Hi,
I use the CMSIS DSP library to calculate a f32 RFFT with a block size of 1024. For this it takes 262823 cycles. I read in the white-paper that it should take 55538 cycles. Because of the measurement is too slow, i have to speed it up. What could be the reason of the too much cycles?
Thanks
My setup: Cortex-M4 on a TI-MSP432 TI-Code Composer Studio wait states = 0 function: arm_rfft_fast_f32()
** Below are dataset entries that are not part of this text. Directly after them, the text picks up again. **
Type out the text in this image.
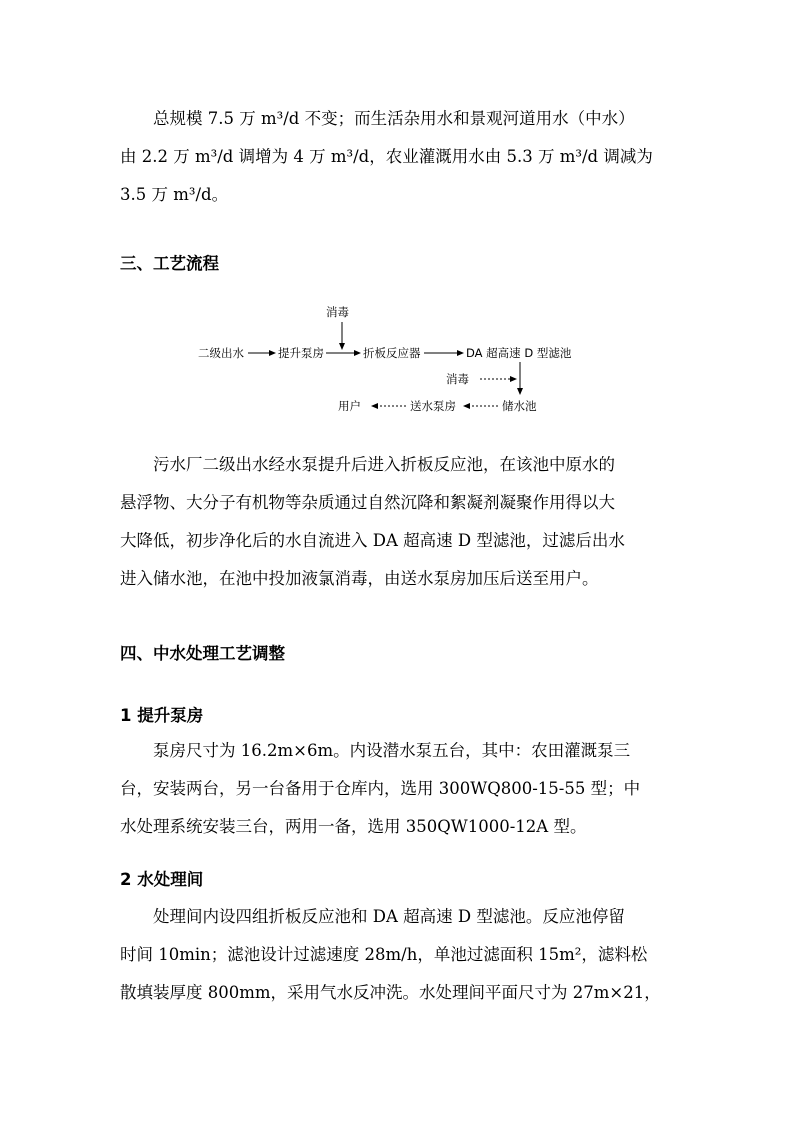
总规模 7.5 万 m³/d 不变；而生活杂用水和景观河道用水（中水）
由 2.2 万 m³/d 调增为 4 万 m³/d，农业灌溉用水由 5.3 万 m³/d 调减为
3.5 万 m³/d。
三、工艺流程
消毒
二级出水	提升泵房	折板反应器	DA 超高速 D 型滤池
消毒
储水池
送水泵房
用户
污水厂二级出水经水泵提升后进入折板反应池，在该池中原水的
悬浮物、大分子有机物等杂质通过自然沉降和絮凝剂凝聚作用得以大
大降低，初步净化后的水自流进入 DA 超高速 D 型滤池，过滤后出水
进入储水池，在池中投加液氯消毒，由送水泵房加压后送至用户。
四、中水处理工艺调整
1 提升泵房
泵房尺寸为 16.2m×6m。内设潜水泵五台，其中：农田灌溉泵三
台，安装两台，另一台备用于仓库内，选用 300WQ800-15-55 型；中
水处理系统安装三台，两用一备，选用 350QW1000-12A 型。
2 水处理间
处理间内设四组折板反应池和 DA 超高速 D 型滤池。反应池停留
时间 10min；滤池设计过滤速度 28m/h，单池过滤面积 15m²，滤料松
散填装厚度 800mm，采用气水反冲洗。水处理间平面尺寸为 27m×21，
white-paper: community.arm.com/.../7563.ARM-white-paper-_2D00_-DSP-capabilities-of-Cortex_2D00_M4-and-Cortex_2D00_M7.pdf
Check optimization settings, and that building has FPU enabled. Review listing file or disassembly of code for FPU instructions and tightness of generated code.
What white paper?
Have you carefully compared all your options and settings to those used in that "white paper"?
Are you sure that your use case is comparable - ie, are you comparing like with like?
Oh - that one: community.arm.com/.../7563.ARM-white-paper-_2D00_-DSP-capabilities-of-Cortex_2D00_M4-and-Cortex_2D00_M7.pdf !
Will this forum ever manage to recognise HTTPS URLs ?!
email the notification ended in my spam folder...
- Yes the building has FPU enabled. - Optimization settings: At first I used the default setting, then I set it to full speed setup. The difference was marginally. - Yes, I think that I compare like with like. I calculate a RFFT F32 with block size 1024 on a Cortex-M4 without wait states.
What else could cause be the difference?
My new reply from the 11th February is between the other replies... maybe it will not be recognized.